Партизаны замерли по стойке «смирно». Замерли как умерли, мертвее мертвых.
Двигались только гробокопатели. Слышен был шорох опускаемых в ямы канатов, шуршание обратного их выматывания, концы хлестнули по гробам. Это был до такой степени слабый шелест, что он напоминал трепетанье луча на поверхности сферы, нужное лишь для того, чтобы подчеркнуть, что на уровне Сфер ничто не изменяется никогда.
Потом с рывкообразным притопом была выполнена команда «на пле-чо!». Пресвитер произнес последние молитвы, кропя усопших. Командиры приблизились к открытым могилам и каждый бросил туда горсть земли. В ту минуту неожиданная команда разорвала тишину очередями в воздух, тарах-та-тах, и ошарашенные птицы ринулись ввысь с зацветающих дерев.

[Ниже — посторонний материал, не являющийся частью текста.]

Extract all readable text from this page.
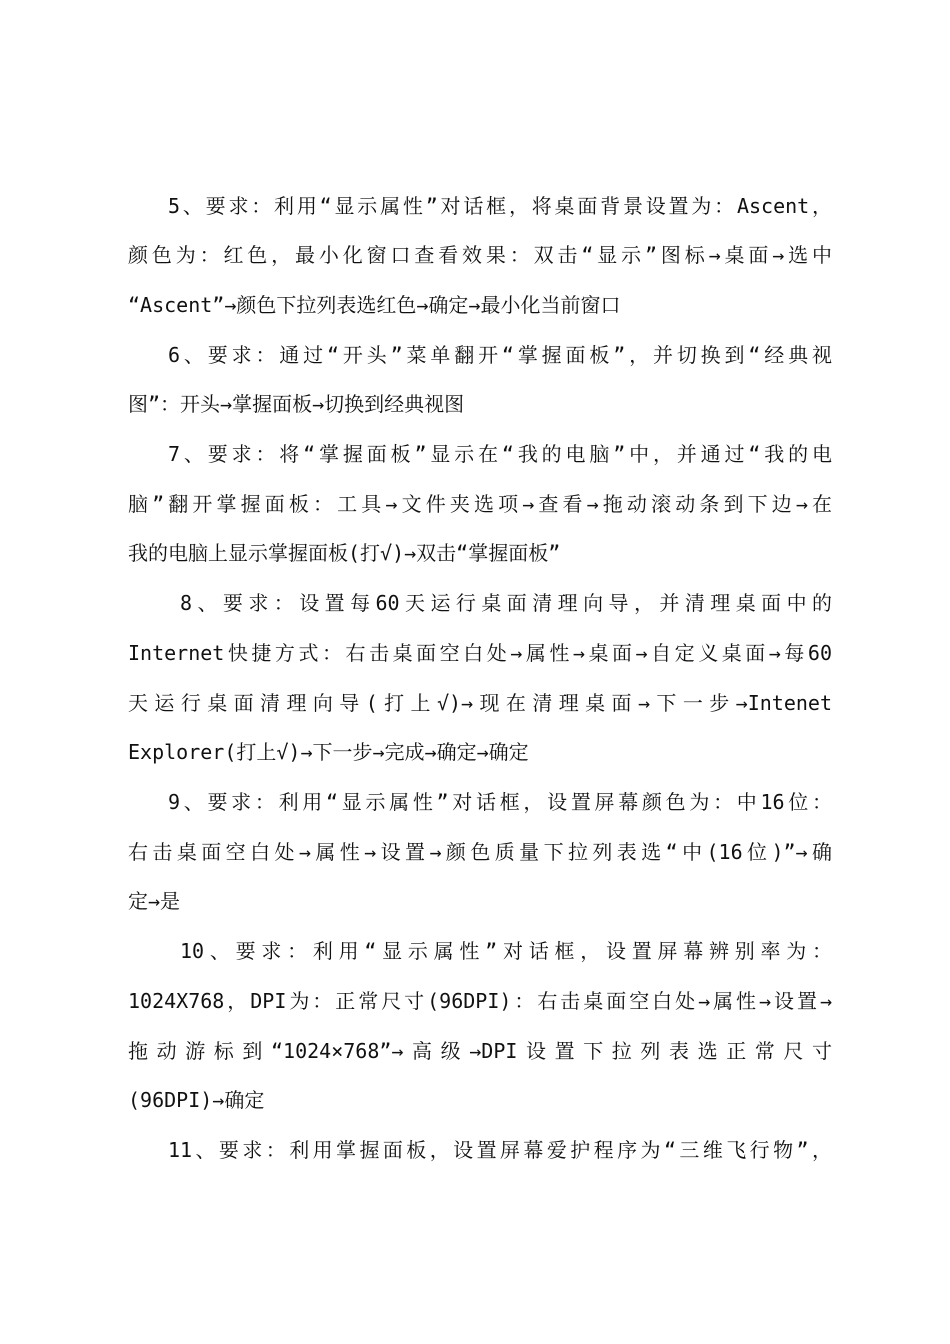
5、要求：利用“显示属性”对话框，将桌面背景设置为：Ascent，
颜色为：红色，最小化窗口查看效果：双击“显示”图标→桌面→选中
“Ascent”→颜色下拉列表选红色→确定→最小化当前窗口
6、要求：通过“开头”菜单翻开“掌握面板”，并切换到“经典视
图”：开头→掌握面板→切换到经典视图
7、要求：将“掌握面板”显示在“我的电脑”中，并通过“我的电
脑”翻开掌握面板：工具→文件夹选项→查看→拖动滚动条到下边→在
我的电脑上显示掌握面板(打√)→双击“掌握面板”
8、要求：设置每60天运行桌面清理向导，并清理桌面中的
Internet快捷方式：右击桌面空白处→属性→桌面→自定义桌面→每60
天运行桌面清理向导(打上√)→现在清理桌面→下一步→Intenet
Explorer(打上√)→下一步→完成→确定→确定
9、要求：利用“显示属性”对话框，设置屏幕颜色为：中16位：
右击桌面空白处→属性→设置→颜色质量下拉列表选“中(16位)”→确
定→是
10、要求：利用“显示属性”对话框，设置屏幕辨别率为：
1024X768，DPI为：正常尺寸(96DPI)：右击桌面空白处→属性→设置→
拖动游标到“1024×768”→高级→DPI设置下拉列表选正常尺寸
(96DPI)→确定
11、要求：利用掌握面板，设置屏幕爱护程序为“三维飞行物”，
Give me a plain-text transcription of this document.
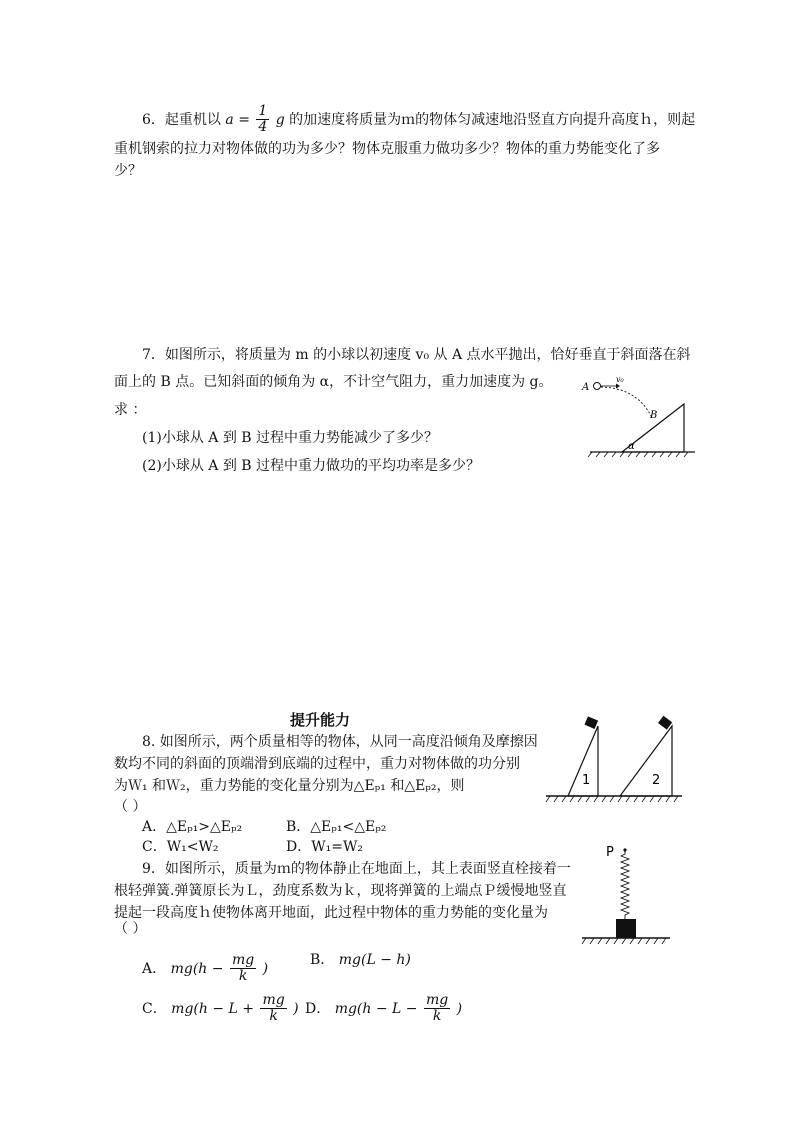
6．起重机以 $a = \frac{1}{4}$ g 的加速度将质量为ｍ的物体匀减速地沿竖直方向提升高度ｈ，则起
重机钢索的拉力对物体做的功为多少？物体克服重力做功多少？物体的重力势能变化了多
少？
7．如图所示，将质量为 m 的小球以初速度 v₀ 从 A 点水平抛出，恰好垂直于斜面落在斜
面上的 B 点。已知斜面的倾角为 α，不计空气阻力，重力加速度为 g。
求 ：
(1)小球从 A 到 B 过程中重力势能减少了多少？
(2)小球从 A 到 B 过程中重力做功的平均功率是多少？
A
v₀
B
α
提升能力
8. 如图所示，两个质量相等的物体，从同一高度沿倾角及摩擦因
数均不同的斜面的顶端滑到底端的过程中，重力对物体做的功分别
为Ｗ₁ 和Ｗ₂，重力势能的变化量分别为△Eₚ₁ 和△Eₚ₂，则
（ ）
A．△Eₚ₁>△Eₚ₂	B．△Eₚ₁<△Eₚ₂
C．W₁<W₂	D．W₁=W₂
1	2
9．如图所示，质量为ｍ的物体静止在地面上，其上表面竖直栓接着一
根轻弹簧.弹簧原长为Ｌ，劲度系数为ｋ，现将弹簧的上端点Ｐ缓慢地竖直
提起一段高度ｈ使物体离开地面，此过程中物体的重力势能的变化量为
（ ）
A． $mg(h - \frac{mg}{k}$ )
B． mg(L − h)
C． $mg(h - L + \frac{mg}{k}$ ) D． $mg(h - L - \frac{mg}{k}$ )
P
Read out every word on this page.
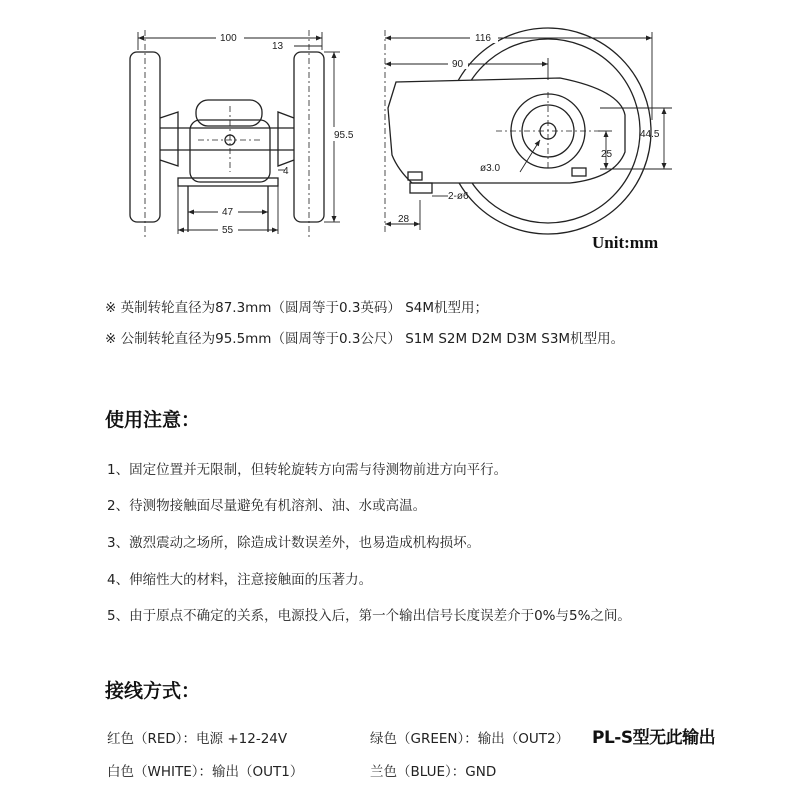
100
13
95.5
4
47
55
116
90
44.5
25
ø3.0
2-ø6
28
Unit:mm
※ 英制转轮直径为87.3mm（圆周等于0.3英码） S4M机型用；
※ 公制转轮直径为95.5mm（圆周等于0.3公尺） S1M S2M D2M D3M S3M机型用。
使用注意：
1、固定位置并无限制，但转轮旋转方向需与待测物前进方向平行。
2、待测物接触面尽量避免有机溶剂、油、水或高温。
3、激烈震动之场所，除造成计数误差外，也易造成机构损坏。
4、伸缩性大的材料，注意接触面的压著力。
5、由于原点不确定的关系，电源投入后，第一个输出信号长度误差介于0%与5%之间。
接线方式：
红色（RED）：电源 +12-24V	绿色（GREEN）：输出（OUT2） PL-S型无此输出
白色（WHITE）：输出（OUT1）	兰色（BLUE）：GND
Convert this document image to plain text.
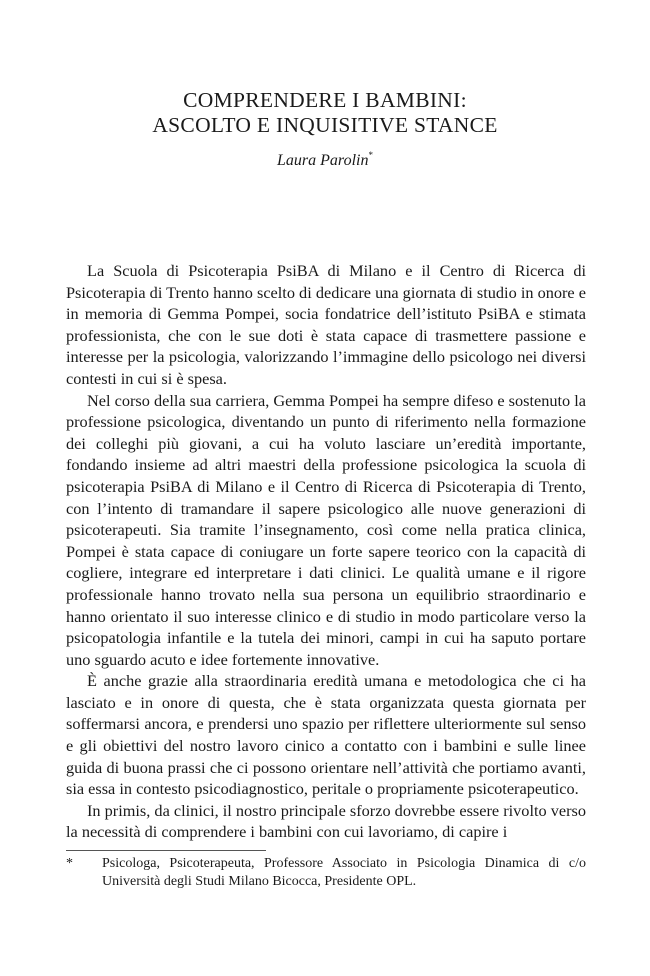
COMPRENDERE I BAMBINI:
ASCOLTO E INQUISITIVE STANCE
Laura Parolin*

La Scuola di Psicoterapia PsiBA di Milano e il Centro di Ricerca di Psicoterapia di Trento hanno scelto di dedicare una giornata di studio in onore e in memoria di Gemma Pompei, socia fondatrice dell’istituto PsiBA e stimata professionista, che con le sue doti è stata capace di trasmettere passione e interesse per la psicologia, valorizzando l’immagine dello psicologo nei diversi contesti in cui si è spesa.

Nel corso della sua carriera, Gemma Pompei ha sempre difeso e sostenuto la professione psicologica, diventando un punto di riferimento nella formazione dei colleghi più giovani, a cui ha voluto lasciare un’eredità importante, fondando insieme ad altri maestri della professione psicologica la scuola di psicoterapia PsiBA di Milano e il Centro di Ricerca di Psicoterapia di Trento, con l’intento di tramandare il sapere psicologico alle nuove generazioni di psicoterapeuti. Sia tramite l’insegnamento, così come nella pratica clinica, Pompei è stata capace di coniugare un forte sapere teorico con la capacità di cogliere, integrare ed interpretare i dati clinici. Le qualità umane e il rigore professionale hanno trovato nella sua persona un equilibrio straordinario e hanno orientato il suo interesse clinico e di studio in modo particolare verso la psicopatologia infantile e la tutela dei minori, campi in cui ha saputo portare uno sguardo acuto e idee fortemente innovative.

È anche grazie alla straordinaria eredità umana e metodologica che ci ha lasciato e in onore di questa, che è stata organizzata questa giornata per soffermarsi ancora, e prendersi uno spazio per riflettere ulteriormente sul senso e gli obiettivi del nostro lavoro cinico a contatto con i bambini e sulle linee guida di buona prassi che ci possono orientare nell’attività che portiamo avanti, sia essa in contesto psicodiagnostico, peritale o propriamente psicoterapeutico.

In primis, da clinici, il nostro principale sforzo dovrebbe essere rivolto verso la necessità di comprendere i bambini con cui lavoriamo, di capire i

*	Psicologa, Psicoterapeuta, Professore Associato in Psicologia Dinamica di c/o Università degli Studi Milano Bicocca, Presidente OPL.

Но и это не стало движеньем. Это все еще было как если бы то же остановленное мгновение увиделось из нескольких различных точек, а видеть мгновение всегда – означает не видеть его, в то время как проходит время.
Поэтому Якопо оставался бездвижен. Даже гильзы, катавшиеся вокруг его ботинок, не имели значенья. И трубу он не опустил, не взял под мышку, а продолжал держать у рта, держал на клапанах пальцы, вытянувшись по «смирно», устремивши по диагонали раструб в поднебесье. Труба продолжала звучать.
Его длиннейшая финальная нота так и не прервалась. Неощутимая для посторонних, из раструба вылетала эта нота, как легчайший ветерок, эта воздушная струйка, которую он непрерывно направлял в отверстие вдува, держа язык меж полуоткрытых губ, но не припадая к латунной присоске. Инструмент он стремил в вышину, но не опирал на лицо, а удерживал одним лишь только напряжением локтей и предплечий.
Якопо из-за того продолжал испускать эту иллюзию ноты, что ему явно чувствовалось: в эту минуту он удерживает нить, приковавшую солнце. Светило прекратило свой бег, зависло в бесконечном полудне, который мог продолжаться и вечность. Все зависело от него. Стоило ему оборвать контакт, выпустить нитку, и солнце отскочило бы прочь, как мячик, а вместе с ним отлетели бы и день, и событие этого дня, и это действо, не делящееся на фазы, эта последовательность без «доселе» и «после», протекавшая неподвижно лишь потому, что подобное ее состояние находилось в его распоряжении желать и мочь.
Если бы он перестал выдувать зачин новой ноты, раздался бы звук разрыва, гораздо более страшный, нежели очереди, которые ошарашили слух Бельбо. Все часы пошли бы тарахтеть снова, содрогаясь в тахикардии.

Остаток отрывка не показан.